Sono stati i cattolici a trasformare il referendum
in un voto sullo statuto dell’embrione. A me
personalmente, la questione intriga sul piano speculativo,
nel senso che sono incuriosito dal processo attraverso
cui la Chiesa cattolica si è infilata in un
vicolo cieco, che gli dà certamente un vantaggio
momentaneo, e si sta esponendo al ridicolo per l’assurdità
delle tesi che sostiene. Chiaramente, se la discussione
si orientasse sulle premesse e le conseguenze della
legge, in termini di giustificazioni scientifiche
e cliniche delle tecniche utilizzate, i cittadini
capirebbero immediatamente che dovrebbero votare,
e votare sì. Nondimeno è anche vero
che bisogna contrastare il tentativi di far passare
gli scienziati per criminali, e quindi ci si deve
comunque confrontare anche sullo statuto dell’embrione.
Come giudica il dibattito pubblico che si
è svolto intorno alla legge? Ritiene che stampa
e tv abbiano dato un’informazione adeguata?

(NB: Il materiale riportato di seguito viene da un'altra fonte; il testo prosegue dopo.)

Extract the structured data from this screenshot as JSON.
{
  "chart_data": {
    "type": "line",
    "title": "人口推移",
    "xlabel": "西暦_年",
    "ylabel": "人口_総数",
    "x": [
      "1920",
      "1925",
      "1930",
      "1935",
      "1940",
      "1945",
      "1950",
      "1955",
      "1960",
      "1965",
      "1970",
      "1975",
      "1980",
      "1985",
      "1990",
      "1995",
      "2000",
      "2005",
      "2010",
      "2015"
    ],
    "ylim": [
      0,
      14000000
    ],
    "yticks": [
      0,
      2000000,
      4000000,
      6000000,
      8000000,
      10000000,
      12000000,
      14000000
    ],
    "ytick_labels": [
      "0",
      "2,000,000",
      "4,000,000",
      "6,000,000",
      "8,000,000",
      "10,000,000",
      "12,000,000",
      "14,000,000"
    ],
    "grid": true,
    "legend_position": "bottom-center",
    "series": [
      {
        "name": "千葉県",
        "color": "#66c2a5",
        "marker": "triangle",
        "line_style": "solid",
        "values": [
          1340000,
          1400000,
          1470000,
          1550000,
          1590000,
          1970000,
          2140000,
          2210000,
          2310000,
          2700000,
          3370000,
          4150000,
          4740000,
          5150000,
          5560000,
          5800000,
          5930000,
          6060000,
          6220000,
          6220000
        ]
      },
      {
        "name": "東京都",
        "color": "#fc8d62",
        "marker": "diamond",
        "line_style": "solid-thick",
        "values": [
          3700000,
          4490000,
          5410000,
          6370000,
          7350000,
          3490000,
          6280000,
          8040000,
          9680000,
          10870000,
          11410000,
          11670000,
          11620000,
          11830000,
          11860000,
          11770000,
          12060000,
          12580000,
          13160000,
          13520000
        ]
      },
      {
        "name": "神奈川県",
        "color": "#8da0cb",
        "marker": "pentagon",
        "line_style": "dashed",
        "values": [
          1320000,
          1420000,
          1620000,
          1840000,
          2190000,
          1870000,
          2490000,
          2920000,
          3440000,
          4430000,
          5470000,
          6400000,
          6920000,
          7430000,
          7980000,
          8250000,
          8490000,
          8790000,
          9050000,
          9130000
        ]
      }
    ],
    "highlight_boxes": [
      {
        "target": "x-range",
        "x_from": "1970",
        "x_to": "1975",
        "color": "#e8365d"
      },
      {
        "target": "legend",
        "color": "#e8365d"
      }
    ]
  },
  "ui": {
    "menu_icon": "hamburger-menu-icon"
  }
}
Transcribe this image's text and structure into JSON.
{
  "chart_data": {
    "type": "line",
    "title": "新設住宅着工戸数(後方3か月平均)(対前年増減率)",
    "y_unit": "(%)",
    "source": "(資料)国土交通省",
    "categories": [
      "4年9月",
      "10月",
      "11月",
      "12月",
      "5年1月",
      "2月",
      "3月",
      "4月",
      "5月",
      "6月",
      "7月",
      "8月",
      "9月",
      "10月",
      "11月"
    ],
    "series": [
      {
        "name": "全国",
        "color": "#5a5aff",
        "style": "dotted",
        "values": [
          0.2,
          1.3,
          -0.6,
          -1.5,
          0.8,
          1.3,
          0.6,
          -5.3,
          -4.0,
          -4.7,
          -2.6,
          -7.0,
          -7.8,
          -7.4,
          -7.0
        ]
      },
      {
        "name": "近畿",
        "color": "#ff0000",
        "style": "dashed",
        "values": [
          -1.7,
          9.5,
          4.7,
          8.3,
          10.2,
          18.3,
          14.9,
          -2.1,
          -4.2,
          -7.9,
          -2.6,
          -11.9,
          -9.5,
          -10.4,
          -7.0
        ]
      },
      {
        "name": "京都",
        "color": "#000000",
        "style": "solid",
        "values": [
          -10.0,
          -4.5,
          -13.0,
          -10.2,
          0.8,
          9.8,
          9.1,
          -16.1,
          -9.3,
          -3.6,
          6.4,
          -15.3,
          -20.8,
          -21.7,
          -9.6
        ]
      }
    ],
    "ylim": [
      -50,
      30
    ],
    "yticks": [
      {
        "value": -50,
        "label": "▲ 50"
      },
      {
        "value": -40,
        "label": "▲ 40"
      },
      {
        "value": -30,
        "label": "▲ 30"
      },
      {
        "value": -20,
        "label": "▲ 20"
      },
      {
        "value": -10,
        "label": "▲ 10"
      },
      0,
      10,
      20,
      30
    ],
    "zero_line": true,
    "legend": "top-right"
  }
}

Stampa e televisione hanno fornito un’informazione
poco trasparente e soprattutto poco utile ai cittadini
per farsi un’idea della posta in gioco. Si è
parlato poco delle conseguenze di questa legge dal
punto di vista delle prospettive di salute dei cittadini
italiani, e della loro possibilità di veder
ragionevolmente soddisfatti i desideri delle coppie
e dei genitori di avere figli, di metterli al mondo
sani e di sapere che possono curare i loro figli o
loro stessi senza bisogni di recarsi all’estero.
Perché, ovviamente, non tutti possono permettersi
le cure all’estero.
Cosa succederà a suo parere se vinceranno
i sì? Il parlamento dovrà trovare una
nuova legge: in che direzione dovrebbe muoversi?
Se vinceranno i sì ci sarà una rincorsa
a modificare la legge – perché i sì
non abrogano tutta la legge, ma solo una parte –
nel senso di far vedere a chi era per il no o per
l’astensione che si vogliono mettere dei precisi
paletti alla ricerca. Io ero e rimango per l’abrogazione
della legge. Certo su queste materie che attengono
alla sfera personale la penso come i radicali, o meglio
come la pensa qualsiasi vero liberale: lo stato non
dovrebbe interferire. Se vuol farlo, la legge deve
solo stabilire gli standard qualitativi e quindi evitare
che si producano danni per la salute delle persone.